The longer the status quo holds in unoccupied Ukraine, the harder it becomes for Russia to justify fresh encroachments upon Ukrainian sovereignty. Time buys room for the new government in Kiev to consolidate its position and time, too, for the EU, the United States and other interested parties to calculate their response to Moscow’s provocation.
And the west has more options available than is sometimes thought. Some pain can be inflicted upon Russia. Enough certainly to increase the costs and consequences of fresh aggression. Enough to make Putin think carefully. That the Russian president says US-Russian relations should not be damaged by this crisis suggests he is aware of the implied costs of fresh adventurism. Indeed, you could even say it shows Putin on the defensive.
In any case, more jaw jaw cools temperatures and bringing the situation back to a boil will prove more difficult than you might imagine. In any fresh action, Russia’s claims to have acted reasonably and proportionately will be even more threadbare than their self-proclaimed right to act in the Crimea.
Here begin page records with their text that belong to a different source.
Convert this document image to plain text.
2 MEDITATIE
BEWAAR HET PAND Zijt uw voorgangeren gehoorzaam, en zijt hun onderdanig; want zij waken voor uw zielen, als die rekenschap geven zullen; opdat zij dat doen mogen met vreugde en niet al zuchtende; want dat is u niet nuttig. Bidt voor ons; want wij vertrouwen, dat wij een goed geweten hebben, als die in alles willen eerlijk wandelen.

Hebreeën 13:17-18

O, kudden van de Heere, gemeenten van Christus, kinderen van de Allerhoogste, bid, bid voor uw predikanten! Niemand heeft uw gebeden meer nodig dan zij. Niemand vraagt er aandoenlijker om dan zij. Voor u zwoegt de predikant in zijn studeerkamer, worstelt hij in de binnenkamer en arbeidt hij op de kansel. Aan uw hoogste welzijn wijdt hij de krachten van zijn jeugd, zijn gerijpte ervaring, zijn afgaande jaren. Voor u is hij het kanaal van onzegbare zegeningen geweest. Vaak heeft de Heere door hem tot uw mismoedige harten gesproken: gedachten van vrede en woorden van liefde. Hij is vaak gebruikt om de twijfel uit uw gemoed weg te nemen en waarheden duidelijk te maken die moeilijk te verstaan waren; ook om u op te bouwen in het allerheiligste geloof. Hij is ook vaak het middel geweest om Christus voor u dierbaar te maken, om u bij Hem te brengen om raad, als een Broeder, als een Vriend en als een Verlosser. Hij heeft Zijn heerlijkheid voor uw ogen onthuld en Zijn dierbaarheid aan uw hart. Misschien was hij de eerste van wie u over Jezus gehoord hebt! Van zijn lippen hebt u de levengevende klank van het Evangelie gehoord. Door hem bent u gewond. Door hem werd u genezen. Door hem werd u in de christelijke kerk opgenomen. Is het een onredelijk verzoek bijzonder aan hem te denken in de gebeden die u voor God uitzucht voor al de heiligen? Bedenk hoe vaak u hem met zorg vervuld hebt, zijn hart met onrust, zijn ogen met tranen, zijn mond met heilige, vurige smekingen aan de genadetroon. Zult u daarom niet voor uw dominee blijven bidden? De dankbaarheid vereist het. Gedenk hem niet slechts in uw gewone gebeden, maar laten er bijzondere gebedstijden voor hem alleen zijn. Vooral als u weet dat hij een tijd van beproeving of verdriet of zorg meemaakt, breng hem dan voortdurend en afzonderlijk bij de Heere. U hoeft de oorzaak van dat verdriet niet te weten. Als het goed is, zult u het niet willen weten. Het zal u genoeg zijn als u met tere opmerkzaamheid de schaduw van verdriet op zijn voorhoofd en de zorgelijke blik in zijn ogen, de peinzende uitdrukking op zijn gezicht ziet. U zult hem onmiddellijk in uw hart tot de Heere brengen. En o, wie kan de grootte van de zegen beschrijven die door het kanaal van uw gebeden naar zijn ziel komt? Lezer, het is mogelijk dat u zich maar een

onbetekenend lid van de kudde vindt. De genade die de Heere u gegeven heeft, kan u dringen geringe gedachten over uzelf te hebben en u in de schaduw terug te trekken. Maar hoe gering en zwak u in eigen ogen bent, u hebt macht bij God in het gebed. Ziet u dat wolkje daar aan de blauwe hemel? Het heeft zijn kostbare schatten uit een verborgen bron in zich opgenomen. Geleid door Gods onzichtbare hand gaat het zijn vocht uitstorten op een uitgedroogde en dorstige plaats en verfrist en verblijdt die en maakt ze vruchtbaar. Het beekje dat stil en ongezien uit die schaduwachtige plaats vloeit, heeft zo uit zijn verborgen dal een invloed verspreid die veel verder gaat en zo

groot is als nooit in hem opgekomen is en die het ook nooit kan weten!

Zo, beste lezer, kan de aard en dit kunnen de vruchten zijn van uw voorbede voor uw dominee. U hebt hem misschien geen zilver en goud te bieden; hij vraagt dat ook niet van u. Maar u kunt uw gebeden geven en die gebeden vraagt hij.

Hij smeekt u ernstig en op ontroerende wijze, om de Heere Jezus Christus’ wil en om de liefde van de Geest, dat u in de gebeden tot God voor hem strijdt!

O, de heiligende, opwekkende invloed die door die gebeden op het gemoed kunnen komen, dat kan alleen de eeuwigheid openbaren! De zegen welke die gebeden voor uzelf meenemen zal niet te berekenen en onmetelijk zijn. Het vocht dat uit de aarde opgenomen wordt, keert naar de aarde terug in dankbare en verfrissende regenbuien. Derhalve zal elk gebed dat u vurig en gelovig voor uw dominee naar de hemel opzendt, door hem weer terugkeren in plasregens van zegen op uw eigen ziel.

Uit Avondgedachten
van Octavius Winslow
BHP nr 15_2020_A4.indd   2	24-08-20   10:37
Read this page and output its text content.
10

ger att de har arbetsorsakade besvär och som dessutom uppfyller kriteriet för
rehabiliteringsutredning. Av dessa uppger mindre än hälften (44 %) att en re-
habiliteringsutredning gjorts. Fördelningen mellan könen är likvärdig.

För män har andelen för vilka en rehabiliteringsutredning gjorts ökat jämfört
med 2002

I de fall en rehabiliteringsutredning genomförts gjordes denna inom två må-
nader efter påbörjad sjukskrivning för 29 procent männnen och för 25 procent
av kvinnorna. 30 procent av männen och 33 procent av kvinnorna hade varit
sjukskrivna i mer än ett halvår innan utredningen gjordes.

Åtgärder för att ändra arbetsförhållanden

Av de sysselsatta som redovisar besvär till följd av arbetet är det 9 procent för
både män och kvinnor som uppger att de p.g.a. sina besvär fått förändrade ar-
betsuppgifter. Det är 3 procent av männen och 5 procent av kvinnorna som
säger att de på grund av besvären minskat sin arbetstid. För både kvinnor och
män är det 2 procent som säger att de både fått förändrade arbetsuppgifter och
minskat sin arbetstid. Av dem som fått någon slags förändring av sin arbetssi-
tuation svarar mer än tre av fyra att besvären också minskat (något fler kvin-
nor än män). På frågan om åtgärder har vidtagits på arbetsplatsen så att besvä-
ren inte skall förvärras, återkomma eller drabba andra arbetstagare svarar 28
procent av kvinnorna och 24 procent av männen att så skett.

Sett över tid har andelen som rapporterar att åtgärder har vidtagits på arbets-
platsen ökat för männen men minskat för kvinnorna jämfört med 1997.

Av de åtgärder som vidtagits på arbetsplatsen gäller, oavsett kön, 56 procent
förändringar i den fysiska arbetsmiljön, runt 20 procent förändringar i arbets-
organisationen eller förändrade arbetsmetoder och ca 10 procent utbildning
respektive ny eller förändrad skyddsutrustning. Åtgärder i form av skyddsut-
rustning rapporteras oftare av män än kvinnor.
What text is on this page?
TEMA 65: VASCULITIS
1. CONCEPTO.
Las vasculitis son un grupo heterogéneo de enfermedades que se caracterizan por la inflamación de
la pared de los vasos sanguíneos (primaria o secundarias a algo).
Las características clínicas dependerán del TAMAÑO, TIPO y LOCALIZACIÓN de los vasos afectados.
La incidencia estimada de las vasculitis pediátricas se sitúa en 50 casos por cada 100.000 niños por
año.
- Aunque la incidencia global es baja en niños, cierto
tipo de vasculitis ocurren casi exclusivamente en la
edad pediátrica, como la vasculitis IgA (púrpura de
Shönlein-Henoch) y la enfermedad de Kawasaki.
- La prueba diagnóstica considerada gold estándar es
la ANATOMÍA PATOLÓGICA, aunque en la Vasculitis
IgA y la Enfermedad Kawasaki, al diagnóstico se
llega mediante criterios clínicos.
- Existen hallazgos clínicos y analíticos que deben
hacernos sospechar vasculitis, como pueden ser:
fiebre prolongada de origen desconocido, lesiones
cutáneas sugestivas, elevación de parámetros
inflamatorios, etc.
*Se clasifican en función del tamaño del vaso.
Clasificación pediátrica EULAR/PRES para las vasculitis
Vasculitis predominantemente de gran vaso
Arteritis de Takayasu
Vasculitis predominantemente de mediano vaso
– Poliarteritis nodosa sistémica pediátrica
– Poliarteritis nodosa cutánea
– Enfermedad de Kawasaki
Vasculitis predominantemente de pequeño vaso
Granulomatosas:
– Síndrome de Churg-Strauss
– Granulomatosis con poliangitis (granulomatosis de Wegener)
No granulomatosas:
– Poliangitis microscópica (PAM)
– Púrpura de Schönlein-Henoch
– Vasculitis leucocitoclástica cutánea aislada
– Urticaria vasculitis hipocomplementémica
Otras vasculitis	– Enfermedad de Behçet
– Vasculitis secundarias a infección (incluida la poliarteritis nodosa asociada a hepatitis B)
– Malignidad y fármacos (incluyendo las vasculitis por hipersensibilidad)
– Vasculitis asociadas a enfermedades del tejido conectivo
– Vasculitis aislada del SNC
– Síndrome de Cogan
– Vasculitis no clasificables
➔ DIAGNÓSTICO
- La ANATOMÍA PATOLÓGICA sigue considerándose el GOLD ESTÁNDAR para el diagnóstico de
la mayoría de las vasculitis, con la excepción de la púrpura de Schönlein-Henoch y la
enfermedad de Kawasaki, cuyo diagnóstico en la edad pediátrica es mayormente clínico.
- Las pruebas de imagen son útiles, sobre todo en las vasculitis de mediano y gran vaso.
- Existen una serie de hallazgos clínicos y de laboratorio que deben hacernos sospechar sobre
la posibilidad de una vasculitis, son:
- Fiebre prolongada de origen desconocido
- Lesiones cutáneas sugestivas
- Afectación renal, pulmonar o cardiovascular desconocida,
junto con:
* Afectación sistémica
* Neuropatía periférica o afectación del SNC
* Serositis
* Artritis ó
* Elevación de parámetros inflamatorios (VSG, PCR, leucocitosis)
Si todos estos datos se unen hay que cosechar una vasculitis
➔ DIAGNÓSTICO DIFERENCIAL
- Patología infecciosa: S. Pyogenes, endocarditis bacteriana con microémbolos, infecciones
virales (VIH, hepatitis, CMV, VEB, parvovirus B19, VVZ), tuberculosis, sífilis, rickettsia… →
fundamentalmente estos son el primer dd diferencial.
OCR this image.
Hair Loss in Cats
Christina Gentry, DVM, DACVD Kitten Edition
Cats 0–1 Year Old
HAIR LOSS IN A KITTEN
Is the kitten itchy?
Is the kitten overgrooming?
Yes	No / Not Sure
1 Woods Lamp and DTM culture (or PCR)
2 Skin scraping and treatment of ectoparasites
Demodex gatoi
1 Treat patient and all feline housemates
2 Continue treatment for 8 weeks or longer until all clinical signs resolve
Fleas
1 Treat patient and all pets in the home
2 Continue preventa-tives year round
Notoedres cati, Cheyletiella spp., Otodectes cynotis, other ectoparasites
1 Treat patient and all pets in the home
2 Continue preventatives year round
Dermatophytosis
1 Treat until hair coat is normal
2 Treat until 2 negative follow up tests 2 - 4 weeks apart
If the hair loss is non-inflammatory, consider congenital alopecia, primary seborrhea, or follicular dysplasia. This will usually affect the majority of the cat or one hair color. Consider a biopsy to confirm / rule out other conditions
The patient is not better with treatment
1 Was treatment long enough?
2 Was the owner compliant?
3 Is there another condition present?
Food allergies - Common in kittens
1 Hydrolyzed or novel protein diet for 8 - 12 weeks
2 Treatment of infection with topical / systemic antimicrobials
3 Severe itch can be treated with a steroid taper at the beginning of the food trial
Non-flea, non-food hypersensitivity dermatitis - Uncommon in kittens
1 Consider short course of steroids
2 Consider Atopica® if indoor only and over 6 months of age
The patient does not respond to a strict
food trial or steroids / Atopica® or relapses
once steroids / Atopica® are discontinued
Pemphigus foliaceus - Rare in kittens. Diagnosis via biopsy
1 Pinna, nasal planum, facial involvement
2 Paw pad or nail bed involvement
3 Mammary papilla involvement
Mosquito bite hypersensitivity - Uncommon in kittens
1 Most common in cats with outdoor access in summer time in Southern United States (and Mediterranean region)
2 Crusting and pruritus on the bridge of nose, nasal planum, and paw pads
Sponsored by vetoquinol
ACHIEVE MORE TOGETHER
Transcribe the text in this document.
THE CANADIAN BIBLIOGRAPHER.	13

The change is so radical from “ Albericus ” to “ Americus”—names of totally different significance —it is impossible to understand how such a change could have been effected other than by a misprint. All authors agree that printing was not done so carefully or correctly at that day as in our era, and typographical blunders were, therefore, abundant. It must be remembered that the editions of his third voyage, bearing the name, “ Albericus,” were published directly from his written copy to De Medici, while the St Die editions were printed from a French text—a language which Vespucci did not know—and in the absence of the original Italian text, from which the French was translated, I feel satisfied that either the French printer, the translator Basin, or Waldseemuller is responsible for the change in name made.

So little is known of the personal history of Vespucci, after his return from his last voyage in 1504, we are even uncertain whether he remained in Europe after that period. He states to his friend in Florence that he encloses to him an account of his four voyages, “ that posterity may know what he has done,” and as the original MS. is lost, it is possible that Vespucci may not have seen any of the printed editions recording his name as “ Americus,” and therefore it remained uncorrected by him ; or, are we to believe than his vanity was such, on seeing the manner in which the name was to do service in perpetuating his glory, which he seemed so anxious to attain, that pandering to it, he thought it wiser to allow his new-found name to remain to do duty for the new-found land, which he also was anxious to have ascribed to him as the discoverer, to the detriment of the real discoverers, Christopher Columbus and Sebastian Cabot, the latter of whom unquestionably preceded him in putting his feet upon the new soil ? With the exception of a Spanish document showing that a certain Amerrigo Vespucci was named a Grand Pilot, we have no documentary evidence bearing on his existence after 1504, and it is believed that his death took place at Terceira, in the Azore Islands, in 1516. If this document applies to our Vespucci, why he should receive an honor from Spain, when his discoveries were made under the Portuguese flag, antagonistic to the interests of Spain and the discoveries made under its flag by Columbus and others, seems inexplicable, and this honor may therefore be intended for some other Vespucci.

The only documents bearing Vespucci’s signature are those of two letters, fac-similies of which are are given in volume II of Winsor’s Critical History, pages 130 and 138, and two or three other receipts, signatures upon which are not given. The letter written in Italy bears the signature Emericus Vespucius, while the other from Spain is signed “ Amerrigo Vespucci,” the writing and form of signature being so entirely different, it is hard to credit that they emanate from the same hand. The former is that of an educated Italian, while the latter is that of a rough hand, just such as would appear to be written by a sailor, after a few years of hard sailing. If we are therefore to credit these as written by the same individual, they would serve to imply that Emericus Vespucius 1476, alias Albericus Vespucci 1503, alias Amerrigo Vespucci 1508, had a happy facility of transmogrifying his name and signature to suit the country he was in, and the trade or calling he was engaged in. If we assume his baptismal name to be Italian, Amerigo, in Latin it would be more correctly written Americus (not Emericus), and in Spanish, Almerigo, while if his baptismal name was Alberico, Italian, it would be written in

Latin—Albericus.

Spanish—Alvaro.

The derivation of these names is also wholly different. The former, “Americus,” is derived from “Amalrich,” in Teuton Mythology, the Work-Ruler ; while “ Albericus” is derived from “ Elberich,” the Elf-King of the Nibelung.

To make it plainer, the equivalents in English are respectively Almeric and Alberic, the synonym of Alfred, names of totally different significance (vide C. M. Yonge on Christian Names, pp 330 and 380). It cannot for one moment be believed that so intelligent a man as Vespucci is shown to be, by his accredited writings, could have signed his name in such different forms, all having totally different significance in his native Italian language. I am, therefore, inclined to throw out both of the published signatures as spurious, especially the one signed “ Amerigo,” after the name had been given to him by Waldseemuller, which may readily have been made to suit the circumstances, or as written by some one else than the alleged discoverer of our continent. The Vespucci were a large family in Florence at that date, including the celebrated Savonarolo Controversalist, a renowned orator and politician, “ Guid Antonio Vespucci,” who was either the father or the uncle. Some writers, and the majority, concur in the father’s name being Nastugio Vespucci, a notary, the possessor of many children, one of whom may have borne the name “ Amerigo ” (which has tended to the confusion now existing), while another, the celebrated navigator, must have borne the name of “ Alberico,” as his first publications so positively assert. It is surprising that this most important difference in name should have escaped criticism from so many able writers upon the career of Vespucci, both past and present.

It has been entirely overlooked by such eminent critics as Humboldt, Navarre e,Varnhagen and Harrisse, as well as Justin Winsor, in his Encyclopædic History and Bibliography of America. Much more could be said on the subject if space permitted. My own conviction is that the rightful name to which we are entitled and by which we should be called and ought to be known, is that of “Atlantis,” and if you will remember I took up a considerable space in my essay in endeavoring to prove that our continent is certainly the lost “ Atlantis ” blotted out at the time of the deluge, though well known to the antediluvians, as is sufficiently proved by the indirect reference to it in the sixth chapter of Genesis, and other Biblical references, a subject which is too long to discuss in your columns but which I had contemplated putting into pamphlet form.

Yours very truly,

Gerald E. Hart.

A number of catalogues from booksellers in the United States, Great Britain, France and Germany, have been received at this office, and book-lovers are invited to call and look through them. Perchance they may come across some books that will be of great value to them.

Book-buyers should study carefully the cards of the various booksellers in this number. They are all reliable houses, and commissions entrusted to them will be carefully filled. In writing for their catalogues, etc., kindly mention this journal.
Perhaps Kiev will blunder. Perhaps the Americans and the EU will over-reach themselves too. Perhaps a spark will set eastern Ukraine ablaze. But Putin is in a bind right now, albeit one of his own construction. It is Moscow, not Kiev that needs to find a face-saving way out of this crisis.
Be that as it may, it seems quite possible – in as much as one can be certain of anything in this kind of drama – that Moscow’s best opportunity to ruin Ukraine has already passed. And Ukraine has not been ruined. Indeed it may be that Moscow has inadvertently created conditions for greater unity within Ukraine than would otherwise or have previously been the case.
Despite what some people seem to think, Ukraine is a real place, a real country and possesses a real and distinct sensibility. Russia is reminding Ukrainians of those facts.
So, yes, tick tock, tick tock. The clock is running and time is not on Vladimir Putin’s side.